8 Mars 2025
Journée internationale des droits de la femme
LA TERRE A TREMBLÉ
Chaque année de ma vie d'adulte, cette journée hautement symbolique a été l'occasion d'éveiller ma conscience, d'éclairer mon ignorance, de réapprendre l'abîme qui sépare le confort d'être une femme et celui d'être un homme. Chaque année, j'ai senti la colère et le désespoir monter et finir en un « Put... de bor... de mer..., quand est-ce que la petite moitié de l'humanité (48%) arrêtera de faire chi...la grande moitié qui l'enfante ? ».
Et chaque année, petit à petit, j'ai repris le cours de ma vie, laissant redescendre la pression, sacrifiant mon énergie guerrière sur l'autel des habitudes, comme on abandonne le deux janvier ses bonnes résolutions du premier. J'ai mis des points de suspension à mes jurons et fait taire la lionne qui avait tout juste commencé à rugir. Ma conscience s'est rendormie, la lumière s'est dissipée et, finalement, je n'ai plus rien vu, tout est « redevenu normal ».
Mais hier, la terre a tremblé.
Hier, quelque chose m'a arrachée à la désinvolture fugitive avec laquelle je considérais habituellement le sujet, et m'a remis brutalement les pieds sur terre.
J'ai senti la terre trembler au son des chants de mes sœurs, place de la Pylaie.
J'ai senti la terre trembler au son des sabots des sardinières bretonnes en grève, durant l'hiver 1924 (un siècle tout juste).
J'ai senti la terre trembler quand Lulu (« Lulu femme nue ») est tombée sous la gifle de son mari.
La terre a tremblé sous mes pieds et m'a « secoué le coco » comme dirait Christina.

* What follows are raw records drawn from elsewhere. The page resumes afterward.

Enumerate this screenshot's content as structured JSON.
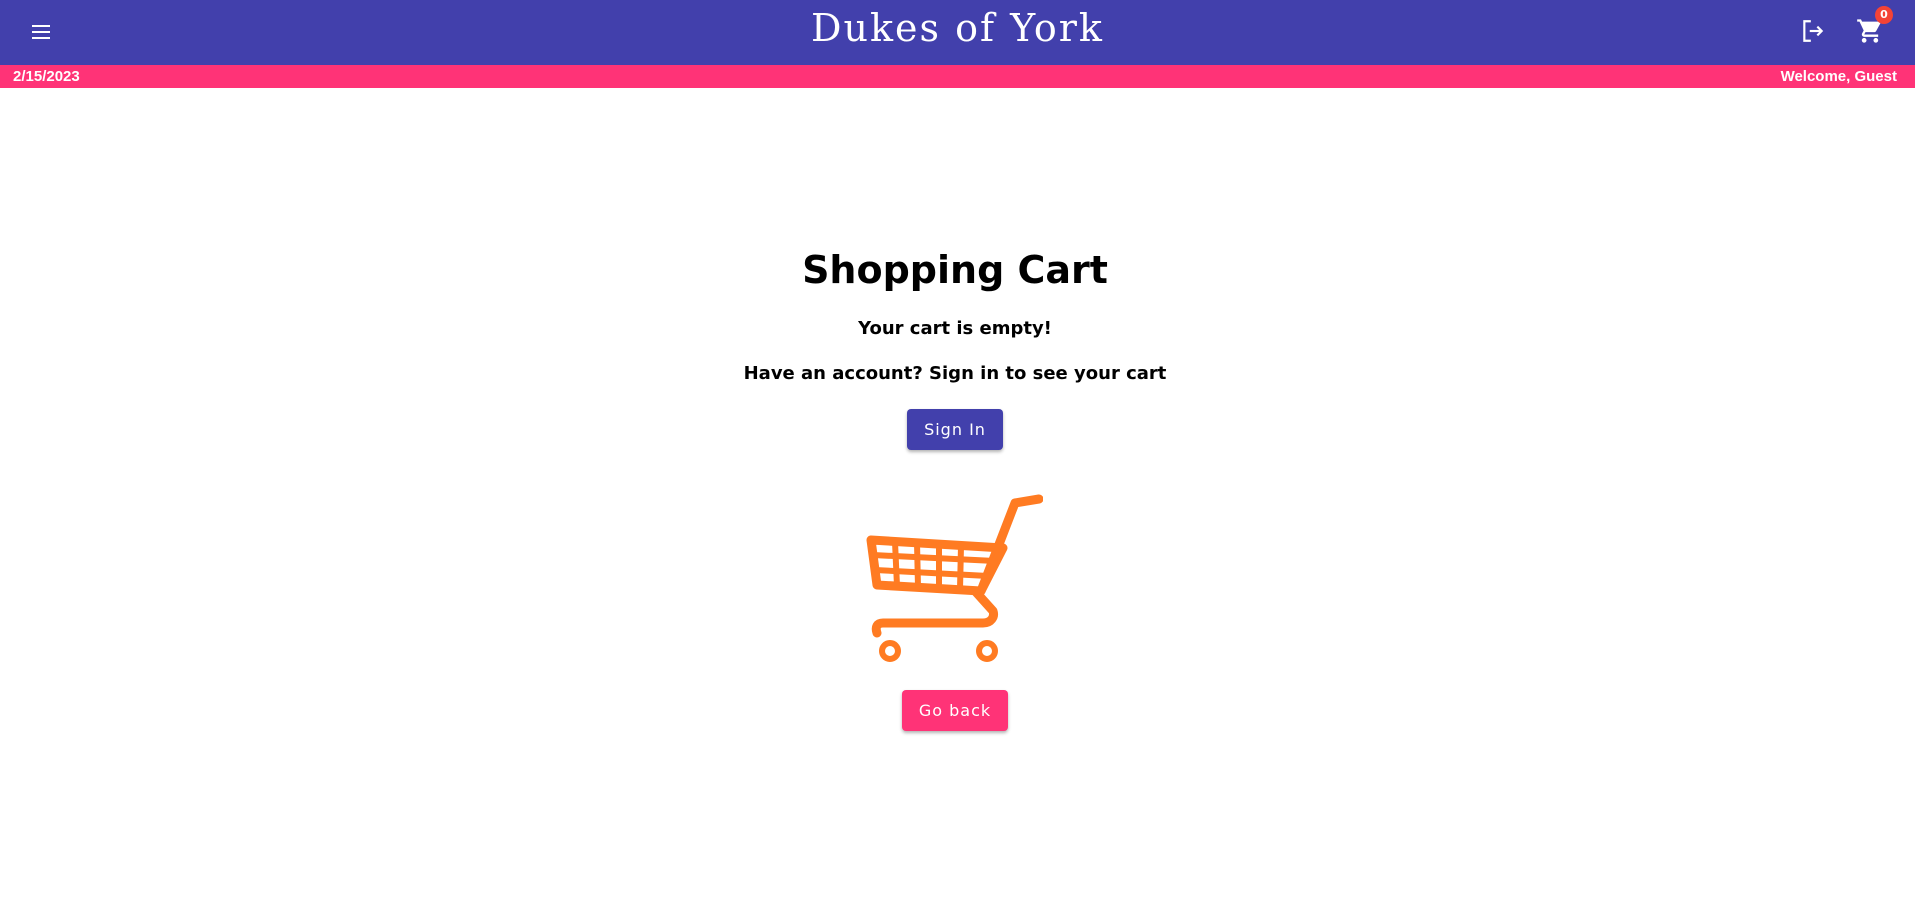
{
  "header": {
    "brand": "Dukes of York",
    "cart_count": "0",
    "icons": {
      "menu": "menu-icon",
      "logout": "logout-icon",
      "cart": "shopping-cart-icon"
    },
    "colors": {
      "primary": "#4240ac",
      "accent": "#ff3377",
      "badge": "#f44336"
    }
  },
  "statusbar": {
    "date": "2/15/2023",
    "welcome": "Welcome, Guest"
  },
  "main": {
    "title": "Shopping Cart",
    "empty_message": "Your cart is empty!",
    "account_prompt": "Have an account? Sign in to see your cart",
    "signin_label": "Sign In",
    "goback_label": "Go back",
    "illustration": "empty-cart-illustration",
    "illustration_color": "#ff7b22"
  }
}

Depuis, des questions me taraudent :
Me suis-je autorisée toutes les alternatives ?
A côté de quelles opportunités suis-je passée sans les avoir seulement considérées comme possibles ?
Me suis-je autocensurée ?
Qu'ai-je loupé ?
Je pense être une femme libre et avoir vécu selon mes choix mais, est-ce vraiment le cas ?
Je ne peux pas changer le passé mais je peux nourrir, protéger et chérir la lionne en moi. Avec ma petite fille intérieure, ça commence à faire du monde dans ma tête mais quand on aime, on ne se compte pas !
PS: Google est un sacré sexiste !
Merci au chœur de femmes qui nous ont ravies, place de la Pylaie samedi, et à Anne-Sophie de la librairie "A contre courant" (Ile d'Yeu) pour sa lecture à La Fabrique.
"Lulu femme nue" film de 2013 , réalisatrice Solveig Anspach, d'après la BD de Etienne Davodeau.


Les mots qui glissent sur la feuille vierge, dévoilent l'être sensible et profond, forte qui se cache derrière toi, délicate et pudique.